Bir yanı seccadenin pamuğu
Kıblenin güneşine bakar.
Bir yanı mavzerin soğuk demiri
Şeytana uyanın leşine bakar.
Yörük Ali’nin namı yürümüş.
Çatal dilliler türkü yakıştırmış.
Dağın eteklerinde över
Düzde söver.
Yörük Ali bu dağ gibi
Düze indikçe alçalır.
Dağa çıktıkça yücelir.
Kara cehaletin koynunda
Ulu çınarın boş kovuğunda
Yıkılışının sesinde……
Yoka yoksulluğa açmıştı gözlerini
Zora zorbalığa…
Soysuzluğa,yolsuzluğa,..
Fitne,esada uyanmıştı.
Gavurun akçesine uzanan eller
kıldırmıştı cumasını,
ırz düşmanlarına el pençe duranlar
Okumuştu atasının selasını.
Minnet mi duysun nefret mi etsin.
Hak yolunda yürü derken,
çatal dillilere mi uysun.
Yeşil şeytanlardan kaçıp,
çatal yüreklilere mi katılsın.
Bir kutlu öfke yüreğinde
Bir öfke ki
Doğrucu Davut düşünür,
Deli Dumrul haykırır..
Cehalet felekten, zeka Allahtan
Yanlışı istemez,doğruyu bulamaz.
Kestirir atar
“Dünya ahrete boşa döneceğine
Zorbanın canı leşe dönsün”
“Her iki yolunda sonu cehennem değil mi?”
“Hiç değilse kendi insafım kadar eşkıya olurum.”
Devletli zorbadan zorba.
Kadı olmuş hak sarrafı.
Hoca gavurun akçesine avuç açmış.
Yok ki vaazın tutulur tarafı.
Zorbaya,yolsuza, soysuza boyun eğecek yere
Felek senin sırtını getirmeden yere
ver sırtını Çine Madran Dağlarına.
En tepeye en dumanlı yere.
Bir kutlu öfke ki yüreğinde.
Bir öfke ki
Düzde insanın bu kadar alçalışına
Yürük Ali Efe 22 yaşında
Çine Madran Dağlarında
Yanında beş zeybeği
terkisine atmış heybeyi
doldurmuş
yarısına kumanya,
yarısına mavzer fişeği.
safra ve kükürt açmazı.
Düz denizinde,dağ gemisinde korsan.
Mavzer elinde,ferman boynunda.
Cahildir.
akşam dostum diyenin yanında uyur
sabah yılanın koynunda uyanır.
Zekidir…….
Yılan başı ezdikçe
Çatal dilindeki yalanı sezdikçe..
Bin bir türünü belledik
Bin bir deliğine ot tıkadıkça
Anlar ki yılana
dolam atsan düğüm tutmaz.
can varsa doğruluk olmaz
Doğruluk anca ölünce
Düzede düzene de uyanır.
Yörük ali
Bu dünyada
yılan yılanı yutmuş.
Kuyruk ağız zincirlenmiş,
Dolam dolam dönmüşte
Koca cihana çöreklenmiş.
Nedir ,niyedir bilemez ama.
Adına da medeniyet denmiş.
haçlı mızrak ucuna takardı.
Artık gavurda medeniyet var
Yunan düzde süngüye takmış bebeyi
Karnını deşip kenara atmış gebeyi
Eşkıyaya aksakallı görünecek değil ya
yurtsever bir yedek subayla karşılaşır
Yörük ali efe
Allahın tedbiri subaya hediye ettiği kıskanılası iman.
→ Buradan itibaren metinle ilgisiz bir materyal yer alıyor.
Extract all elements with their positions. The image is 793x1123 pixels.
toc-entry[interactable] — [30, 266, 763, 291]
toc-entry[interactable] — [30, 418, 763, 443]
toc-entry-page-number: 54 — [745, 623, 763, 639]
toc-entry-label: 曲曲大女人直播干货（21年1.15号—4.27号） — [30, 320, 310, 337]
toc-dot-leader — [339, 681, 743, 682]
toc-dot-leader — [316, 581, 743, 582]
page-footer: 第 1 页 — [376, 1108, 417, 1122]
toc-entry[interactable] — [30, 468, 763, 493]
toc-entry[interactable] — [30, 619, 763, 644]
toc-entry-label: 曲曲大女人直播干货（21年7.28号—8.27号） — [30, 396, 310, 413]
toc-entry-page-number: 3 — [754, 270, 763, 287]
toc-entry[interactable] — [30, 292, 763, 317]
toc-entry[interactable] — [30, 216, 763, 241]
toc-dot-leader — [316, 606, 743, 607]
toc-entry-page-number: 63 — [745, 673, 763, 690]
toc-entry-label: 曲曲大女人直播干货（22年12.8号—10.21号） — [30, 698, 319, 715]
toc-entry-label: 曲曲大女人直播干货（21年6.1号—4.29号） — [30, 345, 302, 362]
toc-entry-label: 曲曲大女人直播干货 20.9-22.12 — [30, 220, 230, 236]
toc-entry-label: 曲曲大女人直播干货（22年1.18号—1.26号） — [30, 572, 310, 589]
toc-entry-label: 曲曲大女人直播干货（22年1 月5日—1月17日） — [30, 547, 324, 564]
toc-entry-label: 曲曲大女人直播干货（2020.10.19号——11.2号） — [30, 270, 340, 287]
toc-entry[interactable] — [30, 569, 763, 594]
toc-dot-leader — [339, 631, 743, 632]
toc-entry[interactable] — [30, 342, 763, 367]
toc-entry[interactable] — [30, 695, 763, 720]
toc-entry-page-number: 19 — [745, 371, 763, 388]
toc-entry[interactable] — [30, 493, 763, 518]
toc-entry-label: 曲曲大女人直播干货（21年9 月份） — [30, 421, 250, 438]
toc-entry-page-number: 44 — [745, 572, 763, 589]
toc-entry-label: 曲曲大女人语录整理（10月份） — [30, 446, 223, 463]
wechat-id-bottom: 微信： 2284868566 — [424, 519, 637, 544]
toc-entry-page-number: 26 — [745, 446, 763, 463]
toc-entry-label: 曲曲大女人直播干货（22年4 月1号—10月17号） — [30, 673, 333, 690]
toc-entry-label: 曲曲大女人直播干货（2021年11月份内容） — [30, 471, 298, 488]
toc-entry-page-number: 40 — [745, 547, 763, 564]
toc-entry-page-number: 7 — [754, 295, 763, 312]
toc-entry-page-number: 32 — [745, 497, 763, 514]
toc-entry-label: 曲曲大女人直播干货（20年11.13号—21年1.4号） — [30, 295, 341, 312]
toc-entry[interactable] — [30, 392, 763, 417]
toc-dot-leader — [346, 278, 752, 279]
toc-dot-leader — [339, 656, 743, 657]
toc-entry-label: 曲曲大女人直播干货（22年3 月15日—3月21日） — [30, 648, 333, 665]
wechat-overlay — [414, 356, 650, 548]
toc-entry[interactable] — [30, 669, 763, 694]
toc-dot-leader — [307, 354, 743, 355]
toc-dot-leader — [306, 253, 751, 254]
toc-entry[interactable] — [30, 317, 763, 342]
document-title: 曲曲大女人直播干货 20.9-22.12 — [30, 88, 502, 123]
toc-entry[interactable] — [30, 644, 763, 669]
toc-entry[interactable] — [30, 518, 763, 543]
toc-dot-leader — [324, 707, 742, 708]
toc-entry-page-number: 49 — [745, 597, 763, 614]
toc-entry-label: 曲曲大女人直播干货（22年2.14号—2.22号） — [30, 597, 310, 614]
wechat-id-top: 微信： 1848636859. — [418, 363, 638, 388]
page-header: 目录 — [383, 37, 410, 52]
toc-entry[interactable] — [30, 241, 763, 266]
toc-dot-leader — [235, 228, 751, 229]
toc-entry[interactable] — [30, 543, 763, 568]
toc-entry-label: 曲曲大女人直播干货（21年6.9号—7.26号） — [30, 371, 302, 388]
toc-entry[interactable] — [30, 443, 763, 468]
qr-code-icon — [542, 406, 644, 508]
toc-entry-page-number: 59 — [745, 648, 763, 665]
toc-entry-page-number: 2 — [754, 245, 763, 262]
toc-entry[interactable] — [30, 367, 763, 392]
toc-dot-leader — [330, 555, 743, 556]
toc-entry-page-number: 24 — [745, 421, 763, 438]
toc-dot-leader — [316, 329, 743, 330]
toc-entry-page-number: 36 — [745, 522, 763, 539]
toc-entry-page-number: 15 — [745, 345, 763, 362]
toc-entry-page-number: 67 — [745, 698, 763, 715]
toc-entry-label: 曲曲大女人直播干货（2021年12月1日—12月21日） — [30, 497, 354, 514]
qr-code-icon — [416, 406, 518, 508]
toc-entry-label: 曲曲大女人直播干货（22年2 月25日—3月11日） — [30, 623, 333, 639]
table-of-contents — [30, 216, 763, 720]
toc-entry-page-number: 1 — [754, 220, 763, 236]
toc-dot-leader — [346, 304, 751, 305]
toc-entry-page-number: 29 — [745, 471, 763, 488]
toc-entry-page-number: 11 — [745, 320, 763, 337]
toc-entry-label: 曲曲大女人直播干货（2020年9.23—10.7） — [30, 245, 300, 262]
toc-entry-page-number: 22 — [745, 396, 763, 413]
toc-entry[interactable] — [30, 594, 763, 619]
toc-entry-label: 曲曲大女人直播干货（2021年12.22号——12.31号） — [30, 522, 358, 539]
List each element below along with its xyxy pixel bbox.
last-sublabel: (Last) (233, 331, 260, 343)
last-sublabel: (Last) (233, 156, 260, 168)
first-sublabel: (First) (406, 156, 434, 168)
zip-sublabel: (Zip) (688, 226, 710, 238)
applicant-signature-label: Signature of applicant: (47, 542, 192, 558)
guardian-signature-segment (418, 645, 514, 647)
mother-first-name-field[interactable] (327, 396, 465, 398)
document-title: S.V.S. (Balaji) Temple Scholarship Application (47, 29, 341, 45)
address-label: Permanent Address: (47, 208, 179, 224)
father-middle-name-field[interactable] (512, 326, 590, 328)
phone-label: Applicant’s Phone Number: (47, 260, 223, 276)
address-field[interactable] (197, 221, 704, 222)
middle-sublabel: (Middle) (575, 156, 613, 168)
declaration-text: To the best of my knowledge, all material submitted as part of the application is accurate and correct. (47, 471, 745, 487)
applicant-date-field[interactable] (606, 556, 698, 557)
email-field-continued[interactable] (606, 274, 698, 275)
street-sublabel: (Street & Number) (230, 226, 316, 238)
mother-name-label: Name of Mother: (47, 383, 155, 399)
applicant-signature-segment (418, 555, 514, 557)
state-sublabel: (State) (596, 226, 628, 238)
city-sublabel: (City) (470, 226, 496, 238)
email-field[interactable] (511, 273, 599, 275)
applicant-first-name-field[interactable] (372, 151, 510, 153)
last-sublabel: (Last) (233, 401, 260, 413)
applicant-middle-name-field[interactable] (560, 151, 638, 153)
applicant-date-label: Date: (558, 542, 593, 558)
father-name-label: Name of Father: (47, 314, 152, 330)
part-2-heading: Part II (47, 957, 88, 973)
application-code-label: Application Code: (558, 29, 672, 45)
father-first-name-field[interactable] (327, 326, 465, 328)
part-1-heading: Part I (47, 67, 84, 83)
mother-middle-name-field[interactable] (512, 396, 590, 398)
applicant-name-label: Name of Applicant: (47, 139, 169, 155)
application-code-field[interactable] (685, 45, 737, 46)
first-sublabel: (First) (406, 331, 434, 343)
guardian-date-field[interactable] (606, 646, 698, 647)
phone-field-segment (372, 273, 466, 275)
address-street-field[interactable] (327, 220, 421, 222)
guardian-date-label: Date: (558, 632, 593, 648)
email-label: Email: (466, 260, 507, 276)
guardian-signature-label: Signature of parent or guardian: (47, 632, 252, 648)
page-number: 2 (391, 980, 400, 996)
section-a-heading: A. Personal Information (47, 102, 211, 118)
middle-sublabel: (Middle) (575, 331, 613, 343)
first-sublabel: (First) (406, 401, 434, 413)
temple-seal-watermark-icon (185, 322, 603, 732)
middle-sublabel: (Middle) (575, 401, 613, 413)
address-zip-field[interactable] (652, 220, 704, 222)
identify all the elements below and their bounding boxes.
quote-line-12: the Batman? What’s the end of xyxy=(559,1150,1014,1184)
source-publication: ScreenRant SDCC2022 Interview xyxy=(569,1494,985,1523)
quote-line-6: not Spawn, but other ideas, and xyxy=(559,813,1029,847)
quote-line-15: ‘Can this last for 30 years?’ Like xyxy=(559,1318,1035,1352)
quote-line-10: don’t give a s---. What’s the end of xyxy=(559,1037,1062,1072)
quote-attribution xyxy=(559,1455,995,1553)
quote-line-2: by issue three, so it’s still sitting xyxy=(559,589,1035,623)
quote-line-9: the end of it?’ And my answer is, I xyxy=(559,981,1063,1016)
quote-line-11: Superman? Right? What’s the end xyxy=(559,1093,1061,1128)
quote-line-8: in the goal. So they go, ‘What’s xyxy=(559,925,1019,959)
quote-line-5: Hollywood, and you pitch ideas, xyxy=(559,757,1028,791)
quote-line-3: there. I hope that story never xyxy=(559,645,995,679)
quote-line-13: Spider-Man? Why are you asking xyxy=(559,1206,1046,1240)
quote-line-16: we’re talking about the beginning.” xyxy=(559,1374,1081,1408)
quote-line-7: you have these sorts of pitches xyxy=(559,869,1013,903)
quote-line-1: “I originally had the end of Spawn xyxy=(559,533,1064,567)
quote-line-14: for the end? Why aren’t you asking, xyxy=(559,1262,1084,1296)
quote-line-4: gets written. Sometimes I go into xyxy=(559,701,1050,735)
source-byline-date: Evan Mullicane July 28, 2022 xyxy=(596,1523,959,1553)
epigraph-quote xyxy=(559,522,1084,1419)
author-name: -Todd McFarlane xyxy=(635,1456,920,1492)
Kafası karışır Yörük alinin
Hem devletlü hem isyancı
Oda eşkıya bilinmeyi seçmiş
Ama Allaha kitaba inancı tam
düzde bulamadığı doğruluğu onuru
dağda bayırda bulmuştur Yörük ali
yanlışı istemediği doğruyu bulmadığı için düşmüştür eşkıyalığa
.Vatan için ölür şehit olurum!
Bundan gayrı pazarlık yoktur kula
karar verir yunana karşı durmaya
Çine Madran Dağlarında
Yürük Ali Efe Daha 22 yaşında
Aydınlık yansır aydınlanan adamda
Aydınlanan parlar aydınlatır.
Daha kırkı çıkmadan
yeniden doğuşunun hak yolunda.
çevresindeki kızan sayısı
kırk oldu birden yanında
Artık Yörük Ali Efe Kuvayı Milliye’ciydi Yenipazar’da
MALKOÇ KÖPRÜSÜ
(Kuvayı Milliye’nin ilk büyük başarısı)
Yanlışı istemeyecek kadar zeki
Doğruyu bilemeyecek kadar cahildiler.
“Kula kul şeytana köle olup
düzün sahte doğrusuna kanacağıma
dağın eğrisine kurban hiç değilse
insafım kadar şeytana uyarım” dediler.
Onlar Yörük oğlu yörüktüler.
Dağa çıkmadılar.
Zaten dağda doğdular
“Bize feleğın çanağına…” dediler.
Düze zemherinin birinde inmediler.
Düze inip bağı bostanı ne edecekler.
Şeytan denen keçi suratlının kıllarını yolacaklar.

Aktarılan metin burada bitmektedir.